Given the complexity of the case Senior Coroner Dorries sensibly obtained a steering report from a physician to narrow down the disciplines in which expert evidence was required. He initially limited expert evidence to a Consultant Urologist and a Consultant Intensivist, refusing the Family’s application for an expert microbiologist to deal with the issue of causation. However, following the evidence of the expert Intensivist, and having kept an open mind on the issue, he invited the family to re-apply for expert microbiological evidence and granted the subsequent application. The subsequent microbiological report proved central to his findings.

This case highlights the importance of obtaining independent medical expert evidence during the inquisitorial process. But for the expert evidence obtained in this case (and a Coroner who was prepared to keep an open mind to the need for additional expertise where necessary) the central issue of the inappropriateness of the antibiotic prophylaxis administered to Kay would almost certainly not have been identified.

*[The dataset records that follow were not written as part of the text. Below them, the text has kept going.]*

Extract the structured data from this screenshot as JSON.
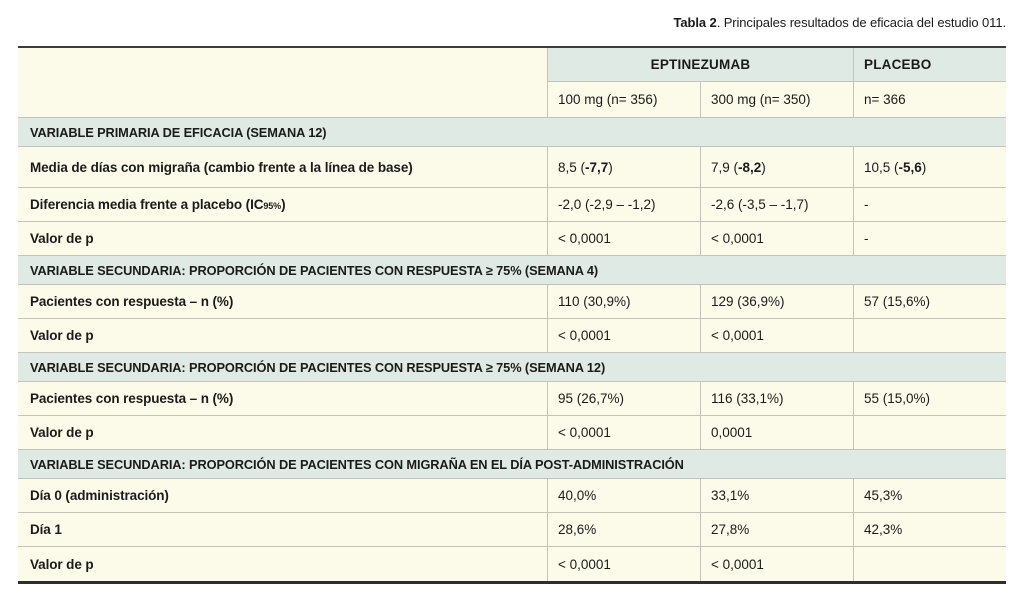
{
  "caption": {
    "bold": "Tabla 2",
    "rest": ". Principales resultados de eficacia del estudio 011."
  },
  "colors": {
    "cream_bg": "#fcfae9",
    "green_bg": "#dfeae4",
    "grid_line": "#c3c3b9",
    "top_border": "#3d3d3d",
    "bottom_border": "#2e2e2e",
    "text": "#1b1b1b"
  },
  "table": {
    "header": {
      "group_labels": [
        "EPTINEZUMAB",
        "PLACEBO"
      ],
      "sub_labels": [
        "100 mg (n= 356)",
        "300 mg (n= 350)",
        "n= 366"
      ]
    },
    "rows": [
      {
        "type": "section",
        "label": "VARIABLE PRIMARIA DE EFICACIA (SEMANA 12)"
      },
      {
        "type": "data",
        "label": [
          {
            "t": "Media de días con migraña (cambio frente a la línea de base)"
          }
        ],
        "values": [
          [
            {
              "t": "8,5 ("
            },
            {
              "t": "-7,7",
              "b": true
            },
            {
              "t": ")"
            }
          ],
          [
            {
              "t": "7,9 ("
            },
            {
              "t": "-8,2",
              "b": true
            },
            {
              "t": ")"
            }
          ],
          [
            {
              "t": "10,5 ("
            },
            {
              "t": "-5,6",
              "b": true
            },
            {
              "t": ")"
            }
          ]
        ]
      },
      {
        "type": "data",
        "label": [
          {
            "t": "Diferencia media frente a placebo (IC"
          },
          {
            "t": "95%",
            "sub": true
          },
          {
            "t": ")"
          }
        ],
        "values": [
          [
            {
              "t": "-2,0 (-2,9 – -1,2)"
            }
          ],
          [
            {
              "t": "-2,6 (-3,5 – -1,7)"
            }
          ],
          [
            {
              "t": "-"
            }
          ]
        ]
      },
      {
        "type": "data",
        "label": [
          {
            "t": "Valor de p"
          }
        ],
        "values": [
          [
            {
              "t": "< 0,0001"
            }
          ],
          [
            {
              "t": "< 0,0001"
            }
          ],
          [
            {
              "t": "-"
            }
          ]
        ]
      },
      {
        "type": "section",
        "label": "VARIABLE SECUNDARIA: PROPORCIÓN DE PACIENTES CON RESPUESTA ≥ 75% (SEMANA 4)"
      },
      {
        "type": "data",
        "label": [
          {
            "t": "Pacientes con respuesta – n (%)"
          }
        ],
        "values": [
          [
            {
              "t": "110 (30,9%)"
            }
          ],
          [
            {
              "t": "129 (36,9%)"
            }
          ],
          [
            {
              "t": "57 (15,6%)"
            }
          ]
        ]
      },
      {
        "type": "data",
        "label": [
          {
            "t": "Valor de p"
          }
        ],
        "values": [
          [
            {
              "t": "< 0,0001"
            }
          ],
          [
            {
              "t": "< 0,0001"
            }
          ],
          [
            {
              "t": ""
            }
          ]
        ]
      },
      {
        "type": "section",
        "label": "VARIABLE SECUNDARIA: PROPORCIÓN DE PACIENTES CON RESPUESTA ≥ 75% (SEMANA 12)"
      },
      {
        "type": "data",
        "label": [
          {
            "t": "Pacientes con respuesta – n (%)"
          }
        ],
        "values": [
          [
            {
              "t": "95 (26,7%)"
            }
          ],
          [
            {
              "t": "116 (33,1%)"
            }
          ],
          [
            {
              "t": "55 (15,0%)"
            }
          ]
        ]
      },
      {
        "type": "data",
        "label": [
          {
            "t": "Valor de p"
          }
        ],
        "values": [
          [
            {
              "t": "< 0,0001"
            }
          ],
          [
            {
              "t": "0,0001"
            }
          ],
          [
            {
              "t": ""
            }
          ]
        ]
      },
      {
        "type": "section",
        "label": "VARIABLE SECUNDARIA: PROPORCIÓN DE PACIENTES CON MIGRAÑA EN EL DÍA POST-ADMINISTRACIÓN"
      },
      {
        "type": "data",
        "label": [
          {
            "t": "Día 0 (administración)"
          }
        ],
        "values": [
          [
            {
              "t": "40,0%"
            }
          ],
          [
            {
              "t": "33,1%"
            }
          ],
          [
            {
              "t": "45,3%"
            }
          ]
        ]
      },
      {
        "type": "data",
        "label": [
          {
            "t": "Día 1"
          }
        ],
        "values": [
          [
            {
              "t": "28,6%"
            }
          ],
          [
            {
              "t": "27,8%"
            }
          ],
          [
            {
              "t": "42,3%"
            }
          ]
        ]
      },
      {
        "type": "data",
        "label": [
          {
            "t": "Valor de p"
          }
        ],
        "values": [
          [
            {
              "t": "< 0,0001"
            }
          ],
          [
            {
              "t": "< 0,0001"
            }
          ],
          [
            {
              "t": ""
            }
          ]
        ]
      }
    ]
  }
}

NHS Trusts are invariably represented by experienced lawyers who have the Trust’s own doctors to assist them with understanding the medicine. By contrast the majority of families cannot afford to instruct lawyers or experts to assist them in the Coroner’s Court. Public funding for families during inquests is extremely rare. The imbalance is stark.

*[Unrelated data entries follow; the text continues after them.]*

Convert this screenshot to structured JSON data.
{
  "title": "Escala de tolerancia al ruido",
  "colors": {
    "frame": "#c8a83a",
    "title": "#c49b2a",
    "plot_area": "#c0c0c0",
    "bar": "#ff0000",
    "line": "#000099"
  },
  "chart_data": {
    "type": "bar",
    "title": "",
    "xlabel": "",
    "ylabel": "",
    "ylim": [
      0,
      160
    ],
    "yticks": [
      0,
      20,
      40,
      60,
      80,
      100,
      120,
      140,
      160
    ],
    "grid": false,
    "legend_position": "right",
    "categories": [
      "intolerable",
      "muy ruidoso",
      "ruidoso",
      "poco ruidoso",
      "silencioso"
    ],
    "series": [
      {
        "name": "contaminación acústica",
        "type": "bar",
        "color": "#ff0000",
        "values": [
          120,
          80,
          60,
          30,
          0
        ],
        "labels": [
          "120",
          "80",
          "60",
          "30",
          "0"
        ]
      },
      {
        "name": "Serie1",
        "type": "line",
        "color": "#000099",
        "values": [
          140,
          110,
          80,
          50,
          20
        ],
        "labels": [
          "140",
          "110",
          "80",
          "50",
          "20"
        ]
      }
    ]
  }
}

Accordingly, in the absence of expert evidence, if the Trust at which a patient dies does not identifying possible areas of concern, the potential for inadequate investigation and therefore injustice is very great.

The importance of independent expert evidence to a full and thorough, and most importantly fair, investigation (as highlighted in this case) cannot be underestimated. Sadly, the resources available to Coroners’ Courts rarely stretch to funding expert evidence of this sort from public funds, as Coroner Dorries allowed in this case.